飛距離180ヤードでも70台でプレーできるのはなぜ?
とある女性ゴルファーの話です。ジュニアゴルファーだった彼女は、ベストスコア60台という凄腕ながら、競技から距離を置いて社会人となった今、飛距離が落ちて平均は約180ヤード。それでも70台で回ってきます。
180ヤードというと、平均的な男性アマチュアゴルファーの飛距離とほぼ同じではないでしょうか。
「俺はもっと飛ぶぞ!」と思うかもしれません。たしかに、平均的な男性ゴルファーの芯を食った当たりはときに250ヤード級の飛距離を叩き出すでしょう。でも、50ヤードしか飛ばないチョロやテンプラ、チーピンにスライスといったミスを合算したら?意外と180ヤードくらいが現実的であることがわかると思います。
では、「常に安定して180ヤード」打てるのと、「250ヤードもあれば50ヤードも180ヤードもある」結果として平均が180ヤードの場合と、どちらがスコアメークしやすいでしょうか。答えはもちろん前者です。
冒頭の女性ゴルファーの話に戻ると、とあるパー5、彼女はこのように攻めました。1W→5W→5W→PW。ドライバーのあと、5番ウッドを2連発。そして、グリーンを狙うショットでピッチングウェッジを手にしたという攻め方です。
「なんで3番ウッドを使わないの?」と思うかもしれませんが、3番ウッドだと確率が下がるから、
無理せずに5番ウッドを選んだというのです。上級者がいかに確率を重要視しているかが、この攻め方からもわかります。そして、飛距離は180ヤードでもこうすればパーが獲れるし、ショートゲーム次第で70台のスコアも出せます。
もちろん、ゴルフは急に上手くはなりません。この女性のように、「つねに180ヤード」といった再現性は簡単に得られるわけではありません。

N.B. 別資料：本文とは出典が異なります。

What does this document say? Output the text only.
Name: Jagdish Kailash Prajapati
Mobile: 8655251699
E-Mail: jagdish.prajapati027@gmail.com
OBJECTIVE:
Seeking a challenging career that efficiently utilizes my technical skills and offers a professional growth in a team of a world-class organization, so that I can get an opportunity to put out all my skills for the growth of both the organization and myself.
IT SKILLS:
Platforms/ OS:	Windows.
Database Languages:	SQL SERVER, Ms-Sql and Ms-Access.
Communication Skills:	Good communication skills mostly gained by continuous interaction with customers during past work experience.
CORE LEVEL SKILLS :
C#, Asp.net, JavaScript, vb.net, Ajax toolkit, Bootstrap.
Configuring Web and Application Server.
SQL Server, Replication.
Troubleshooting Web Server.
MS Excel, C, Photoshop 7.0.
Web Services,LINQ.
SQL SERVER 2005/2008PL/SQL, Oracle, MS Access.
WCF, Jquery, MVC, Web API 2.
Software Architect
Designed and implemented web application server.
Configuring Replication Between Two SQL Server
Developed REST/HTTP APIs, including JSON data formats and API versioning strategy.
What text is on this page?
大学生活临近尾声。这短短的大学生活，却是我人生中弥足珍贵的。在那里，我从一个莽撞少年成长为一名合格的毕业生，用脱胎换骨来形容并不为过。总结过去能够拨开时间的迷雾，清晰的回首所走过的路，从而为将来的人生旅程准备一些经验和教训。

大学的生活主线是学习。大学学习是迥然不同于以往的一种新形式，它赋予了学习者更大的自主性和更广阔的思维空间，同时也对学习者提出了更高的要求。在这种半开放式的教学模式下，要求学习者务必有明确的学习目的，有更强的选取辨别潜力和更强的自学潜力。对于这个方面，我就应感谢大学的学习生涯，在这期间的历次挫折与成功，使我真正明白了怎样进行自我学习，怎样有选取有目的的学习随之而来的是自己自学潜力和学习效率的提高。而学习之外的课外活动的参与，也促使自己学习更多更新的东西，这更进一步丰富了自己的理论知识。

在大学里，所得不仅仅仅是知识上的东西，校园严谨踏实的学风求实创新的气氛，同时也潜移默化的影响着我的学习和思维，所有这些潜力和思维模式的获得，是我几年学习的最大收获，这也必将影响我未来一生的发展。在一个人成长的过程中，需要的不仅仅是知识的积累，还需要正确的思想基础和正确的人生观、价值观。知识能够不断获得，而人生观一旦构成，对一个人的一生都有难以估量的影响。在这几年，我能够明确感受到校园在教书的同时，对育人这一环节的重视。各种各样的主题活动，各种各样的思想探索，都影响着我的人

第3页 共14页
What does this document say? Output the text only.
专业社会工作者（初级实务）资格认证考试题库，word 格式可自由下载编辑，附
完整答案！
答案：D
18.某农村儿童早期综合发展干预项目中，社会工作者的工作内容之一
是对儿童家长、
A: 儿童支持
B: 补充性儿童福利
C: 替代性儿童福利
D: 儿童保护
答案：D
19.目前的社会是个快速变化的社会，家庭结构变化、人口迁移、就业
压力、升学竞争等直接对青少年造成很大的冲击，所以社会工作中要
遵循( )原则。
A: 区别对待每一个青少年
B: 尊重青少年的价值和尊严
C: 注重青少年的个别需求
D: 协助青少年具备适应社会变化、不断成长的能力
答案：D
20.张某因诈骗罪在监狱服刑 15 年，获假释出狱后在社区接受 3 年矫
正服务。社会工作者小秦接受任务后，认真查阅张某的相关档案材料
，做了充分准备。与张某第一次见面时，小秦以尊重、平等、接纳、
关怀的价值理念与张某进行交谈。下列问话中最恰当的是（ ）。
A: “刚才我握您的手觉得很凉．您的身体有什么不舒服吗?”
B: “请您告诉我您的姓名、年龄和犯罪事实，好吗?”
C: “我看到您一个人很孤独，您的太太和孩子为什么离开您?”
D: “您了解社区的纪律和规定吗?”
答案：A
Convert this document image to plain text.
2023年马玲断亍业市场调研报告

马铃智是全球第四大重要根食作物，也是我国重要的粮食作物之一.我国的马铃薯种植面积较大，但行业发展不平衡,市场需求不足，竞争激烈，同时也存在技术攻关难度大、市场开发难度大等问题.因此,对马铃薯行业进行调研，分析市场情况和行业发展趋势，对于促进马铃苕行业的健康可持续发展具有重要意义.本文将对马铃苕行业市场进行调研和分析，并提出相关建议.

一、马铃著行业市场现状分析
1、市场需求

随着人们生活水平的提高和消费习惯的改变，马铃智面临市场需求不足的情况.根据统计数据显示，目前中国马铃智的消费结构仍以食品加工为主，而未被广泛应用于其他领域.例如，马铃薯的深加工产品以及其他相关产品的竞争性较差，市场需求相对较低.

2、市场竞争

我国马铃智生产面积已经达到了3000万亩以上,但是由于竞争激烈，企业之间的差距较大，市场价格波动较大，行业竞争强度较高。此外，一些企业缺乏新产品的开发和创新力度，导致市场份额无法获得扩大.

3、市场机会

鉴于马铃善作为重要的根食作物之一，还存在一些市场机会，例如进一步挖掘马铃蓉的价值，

しかし、たとえばセカンドショットでひとつ飛ばない番手でも、確率の高いクラブを選ぶ。練習場では、飛距離を追求するのではなく、なるべく出球の方向と曲がり幅が揃うように意識して練習するなど、工夫次第で「いつでも180ヤードのゴルフ」に自分のゴルフを近づけることは可能です。
そして、腕前が上がっていけば飛距離もアップし、「いつでも250ヤードのゴルフ」を目指すことができる。そんな夢も追い求められるのではないでしょうか。